Hoje, a expressão direito a alimentos já não mais condiz com a realidade, pois, para a sobrevivência, o ser humano precisa de muito mais para suprir as necessidades básicas, entre elas vestuário, moradia, estudos, atividades sociais. Melhor seria que esta expressão fosse subs-tituída por outra mais abrangente, tal como "direitos à satisfação das necessidades básicas" ou, então, por "direito de socorro"7.

A concessão de alimentos consistente somente no fornecimento de comida pode, no muito, alimentar o corpo, mas certamente não alimentará a alma. O maior alimento da alma é a liberdade e esta somente se conquista com o estudo, aprendizado e fruição do mínimo existencial necessário ao exercício da cidadania. Sem o exercício da cidadania não há liberdade e sem liberdade não há vida digna. Para uma vida digna é preciso a fruição do mínimo existencial necessário.

Em se tratando de alimentos provisionais, a legislação processual brasileira amplia o leque dos benefícios anunciados, passando a integrar na expressão ‘alimentos provisionais’ as despesas processuais (art. 852, parágrafo único, do CPC). Deve ficar bem claro que a expressão ‘despesas processuais’ abrange custas judiciais, porte de remessa e retorno, despesas com diligências, tais como, perícias avaliações, citações, intimações entre outras, bem como, honorários advocatícios8 contratados pela parte necessitada para a propositura da ação ou de defesa, que nada têm a ver com as verbas sucumbências ao final.

2. Obrigação alimentar

Toda obrigação nasce da lei9.

O direito existe mesmo sem lei, mas a obrigação é imposta por lei. Mas a lei aparece como representação do direito objetivo (abstrato e geral), exigindo para a sua complementação uma razão fática para transformar o direito abstrato (objetivo) em direito concreto (direito subjetivo).

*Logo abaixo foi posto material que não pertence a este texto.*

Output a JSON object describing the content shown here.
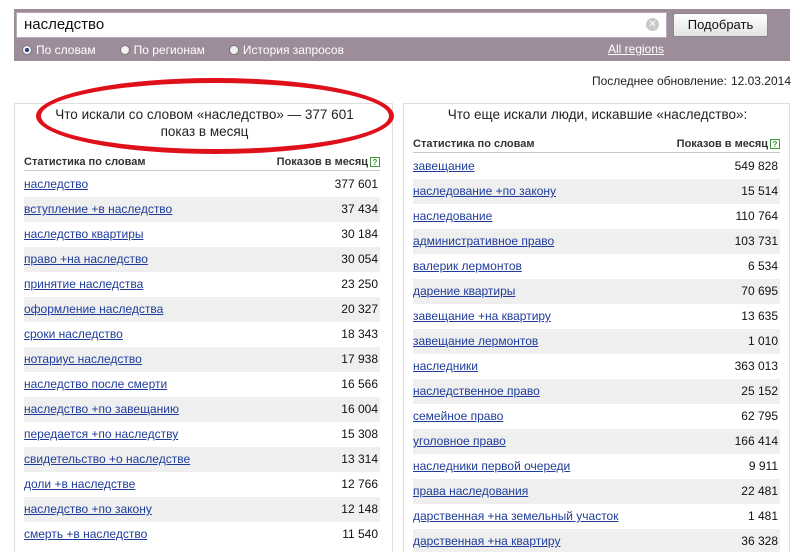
{
  "search": {
    "value": "наследство",
    "clear_icon": "close-circle-icon"
  },
  "toolbar": {
    "pick_label": "Подобрать",
    "all_regions": "All regions"
  },
  "modes": [
    {
      "label": "По словам",
      "selected": true
    },
    {
      "label": "По регионам",
      "selected": false
    },
    {
      "label": "История запросов",
      "selected": false
    }
  ],
  "updated": {
    "label": "Последнее обновление:",
    "date": "12.03.2014"
  },
  "left": {
    "title_line1": "Что искали со словом «наследство» — 377 601",
    "title_line2": "показ в месяц",
    "col_words": "Статистика по словам",
    "col_shows": "Показов в месяц",
    "rows": [
      {
        "kw": "наследство",
        "count": "377 601"
      },
      {
        "kw": "вступление +в наследство",
        "count": "37 434"
      },
      {
        "kw": "наследство квартиры",
        "count": "30 184"
      },
      {
        "kw": "право +на наследство",
        "count": "30 054"
      },
      {
        "kw": "принятие наследства",
        "count": "23 250"
      },
      {
        "kw": "оформление наследства",
        "count": "20 327"
      },
      {
        "kw": "сроки наследство",
        "count": "18 343"
      },
      {
        "kw": "нотариус наследство",
        "count": "17 938"
      },
      {
        "kw": "наследство после смерти",
        "count": "16 566"
      },
      {
        "kw": "наследство +по завещанию",
        "count": "16 004"
      },
      {
        "kw": "передается +по наследству",
        "count": "15 308"
      },
      {
        "kw": "свидетельство +о наследстве",
        "count": "13 314"
      },
      {
        "kw": "доли +в наследстве",
        "count": "12 766"
      },
      {
        "kw": "наследство +по закону",
        "count": "12 148"
      },
      {
        "kw": "смерть +в наследство",
        "count": "11 540"
      }
    ]
  },
  "right": {
    "title": "Что еще искали люди, искавшие «наследство»:",
    "col_words": "Статистика по словам",
    "col_shows": "Показов в месяц",
    "rows": [
      {
        "kw": "завещание",
        "count": "549 828"
      },
      {
        "kw": "наследование +по закону",
        "count": "15 514"
      },
      {
        "kw": "наследование",
        "count": "110 764"
      },
      {
        "kw": "административное право",
        "count": "103 731"
      },
      {
        "kw": "валерик лермонтов",
        "count": "6 534"
      },
      {
        "kw": "дарение квартиры",
        "count": "70 695"
      },
      {
        "kw": "завещание +на квартиру",
        "count": "13 635"
      },
      {
        "kw": "завещание лермонтов",
        "count": "1 010"
      },
      {
        "kw": "наследники",
        "count": "363 013"
      },
      {
        "kw": "наследственное право",
        "count": "25 152"
      },
      {
        "kw": "семейное право",
        "count": "62 795"
      },
      {
        "kw": "уголовное право",
        "count": "166 414"
      },
      {
        "kw": "наследники первой очереди",
        "count": "9 911"
      },
      {
        "kw": "права наследования",
        "count": "22 481"
      },
      {
        "kw": "дарственная +на земельный участок",
        "count": "1 481"
      },
      {
        "kw": "дарственная +на квартиру",
        "count": "36 328"
      }
    ]
  },
  "colors": {
    "topbar": "#9d8c99",
    "link": "#1f3c9a",
    "highlight": "#e0101a",
    "stripe": "#efefef"
  }
}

Como toda obrigação nasce da lei, assim também se dá com a obrigação alimentar, que deve ser imposta por lei, somada a uma circunstância fática10. A obrigação de alimentos deriva sempre da lei que prevê uma determinada situação fática de necessidade na qual se encontra uma pessoa que não pode prover à sua manutenção11, o que se acrescenta também a necessidade da existência fática de uma situação favorável ao obrigado, colocando-o em condições de prestar alimento.

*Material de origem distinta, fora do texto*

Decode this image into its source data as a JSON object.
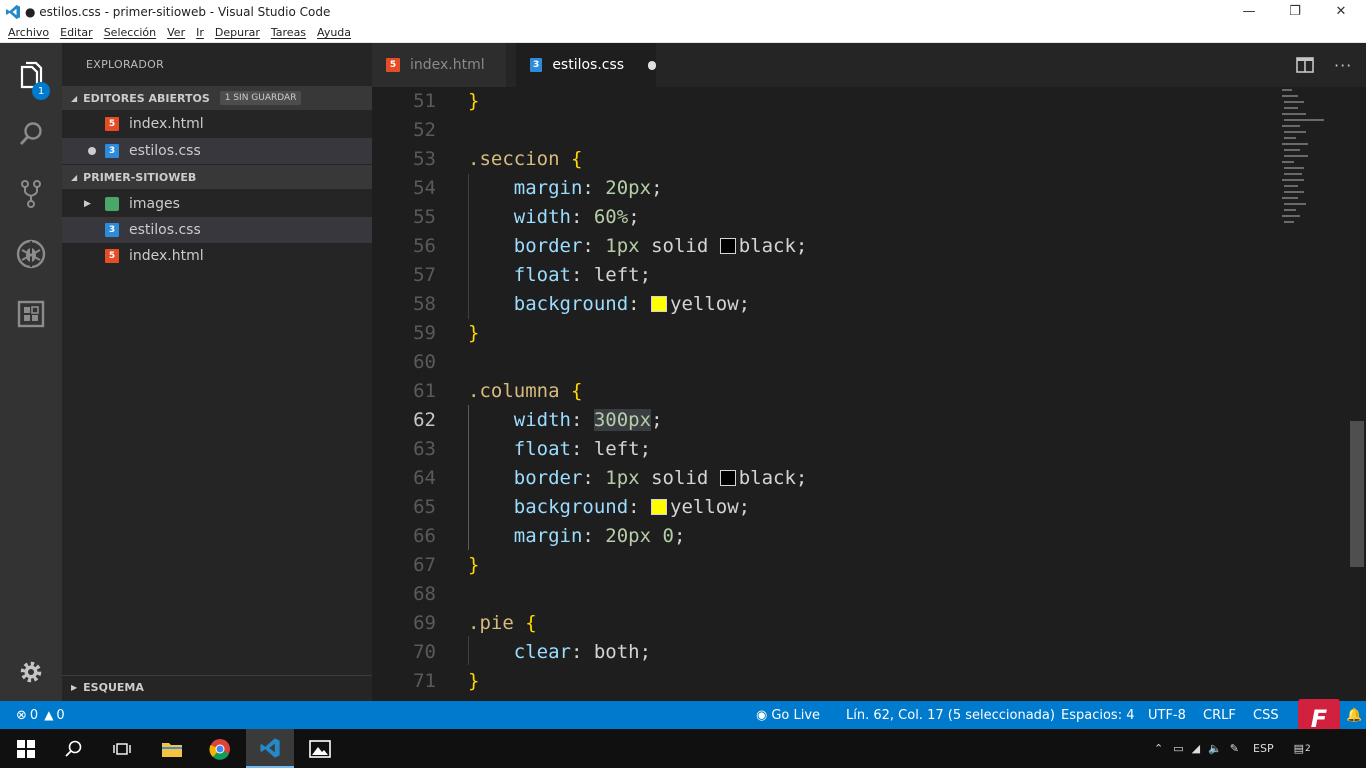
{
  "window": {
    "title": "● estilos.css - primer-sitioweb - Visual Studio Code",
    "minimize": "—",
    "maximize": "❐",
    "close": "✕"
  },
  "menu": [
    "Archivo",
    "Editar",
    "Selección",
    "Ver",
    "Ir",
    "Depurar",
    "Tareas",
    "Ayuda"
  ],
  "activity": {
    "explorer_badge": "1",
    "icons": [
      "files-icon",
      "search-icon",
      "source-control-icon",
      "debug-icon",
      "extensions-icon",
      "gear-icon"
    ]
  },
  "sidebar": {
    "title": "EXPLORADOR",
    "open_editors": {
      "label": "EDITORES ABIERTOS",
      "badge": "1 SIN GUARDAR",
      "items": [
        {
          "name": "index.html",
          "type": "html"
        },
        {
          "name": "estilos.css",
          "type": "css",
          "dirty": true
        }
      ]
    },
    "project": {
      "label": "PRIMER-SITIOWEB",
      "items": [
        {
          "name": "images",
          "type": "folder"
        },
        {
          "name": "estilos.css",
          "type": "css"
        },
        {
          "name": "index.html",
          "type": "html"
        }
      ]
    },
    "outline": {
      "label": "ESQUEMA"
    }
  },
  "tabs": [
    {
      "label": "index.html",
      "type": "html",
      "active": false
    },
    {
      "label": "estilos.css",
      "type": "css",
      "active": true,
      "dirty": true
    }
  ],
  "editor": {
    "current_line": 62,
    "lines": [
      {
        "n": "51",
        "text": "}"
      },
      {
        "n": "52",
        "text": ""
      },
      {
        "n": "53",
        "text": ".seccion {"
      },
      {
        "n": "54",
        "text": "    margin: 20px;"
      },
      {
        "n": "55",
        "text": "    width: 60%;"
      },
      {
        "n": "56",
        "text": "    border: 1px solid black;"
      },
      {
        "n": "57",
        "text": "    float: left;"
      },
      {
        "n": "58",
        "text": "    background: yellow;"
      },
      {
        "n": "59",
        "text": "}"
      },
      {
        "n": "60",
        "text": ""
      },
      {
        "n": "61",
        "text": ".columna {"
      },
      {
        "n": "62",
        "text": "    width: 300px;"
      },
      {
        "n": "63",
        "text": "    float: left;"
      },
      {
        "n": "64",
        "text": "    border: 1px solid black;"
      },
      {
        "n": "65",
        "text": "    background: yellow;"
      },
      {
        "n": "66",
        "text": "    margin: 20px 0;"
      },
      {
        "n": "67",
        "text": "}"
      },
      {
        "n": "68",
        "text": ""
      },
      {
        "n": "69",
        "text": ".pie {"
      },
      {
        "n": "70",
        "text": "    clear: both;"
      },
      {
        "n": "71",
        "text": "}"
      }
    ]
  },
  "status": {
    "errors": "0",
    "warnings": "0",
    "go_live": "Go Live",
    "position": "Lín. 62, Col. 17 (5 seleccionada)",
    "spaces": "Espacios: 4",
    "encoding": "UTF-8",
    "eol": "CRLF",
    "language": "CSS",
    "watermark": "F"
  },
  "taskbar": {
    "tray_lang": "ESP",
    "notif_count": "2"
  },
  "colors": {
    "statusbar": "#007acc",
    "selector": "#d7ba7d",
    "property": "#9cdcfe",
    "number": "#b5cea8",
    "brace": "#ffd700"
  }
}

A obrigação alimentar pode ter caráter definitivo quando oriunda do direito de família ou de ato ilícito, o que significa que tem origem em direito substancial, como aqueles previstos no Código Civil ou na lei especial de alimentos. Também existe obrigação alimentar de natureza processual e de caráter tipicamente transitório, que tem duração limitada e vinculada à existência do processo, desaparecendo quando o processo principal é extinto. É originária do direito processual (arts. 852-854 do CPC), nascendo com o processo e se encerrando com a sua extinção, constituindose nos chamados alimentos provisionais12.

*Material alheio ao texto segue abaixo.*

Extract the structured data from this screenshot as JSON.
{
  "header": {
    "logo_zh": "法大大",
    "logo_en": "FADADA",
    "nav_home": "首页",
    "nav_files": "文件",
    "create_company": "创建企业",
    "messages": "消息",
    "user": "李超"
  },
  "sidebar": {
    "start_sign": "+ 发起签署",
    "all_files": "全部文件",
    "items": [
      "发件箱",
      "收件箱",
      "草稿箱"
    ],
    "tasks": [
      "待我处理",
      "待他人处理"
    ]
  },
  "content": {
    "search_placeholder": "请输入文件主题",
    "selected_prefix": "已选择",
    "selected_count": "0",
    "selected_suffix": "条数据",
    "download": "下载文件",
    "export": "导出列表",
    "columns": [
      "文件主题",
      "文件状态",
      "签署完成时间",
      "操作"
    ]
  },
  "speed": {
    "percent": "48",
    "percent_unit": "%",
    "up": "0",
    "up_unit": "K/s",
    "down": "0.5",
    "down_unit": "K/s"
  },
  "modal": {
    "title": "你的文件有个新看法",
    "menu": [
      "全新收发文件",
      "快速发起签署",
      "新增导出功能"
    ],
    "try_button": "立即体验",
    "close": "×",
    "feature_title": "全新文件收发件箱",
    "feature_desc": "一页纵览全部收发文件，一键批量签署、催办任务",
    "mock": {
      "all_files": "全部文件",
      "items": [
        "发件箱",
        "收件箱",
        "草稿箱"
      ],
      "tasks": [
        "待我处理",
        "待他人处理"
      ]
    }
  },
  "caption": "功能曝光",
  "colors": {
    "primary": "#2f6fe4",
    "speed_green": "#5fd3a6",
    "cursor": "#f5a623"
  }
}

Os alimentos provisionais são sempre transitórios e somente são devidos durante a existência de outro processo que será o principal. Por isso têm natureza processual, não se exigindo vínculo de parentesco nem a prática de ato ilícito. Sua origem é tipicamente processual, servem para a manutenção da parte durante o processo principal, por isso, serão concedidos sempre pela via cautelar incidental. Exigese ação cautelar própria, porque o juiz não pode concedê-los de ofício sem o pedido da parte.

3. Necessidade alimentar sem obrigado

Pode acontecer, em determinadas situações, de alguém precisar de alimentos provisionais para a sua mantença com vida digna e não existir um obrigado civil a lhe prestar alimentos. Existem situ-ações em que, mesmo não tendo obrigação civil de prestar alimentos, a parte contrária pode se tornar obrigada a prestar alimentos processuais (provisionais), para o custeio das despesas processuais da parte adversária.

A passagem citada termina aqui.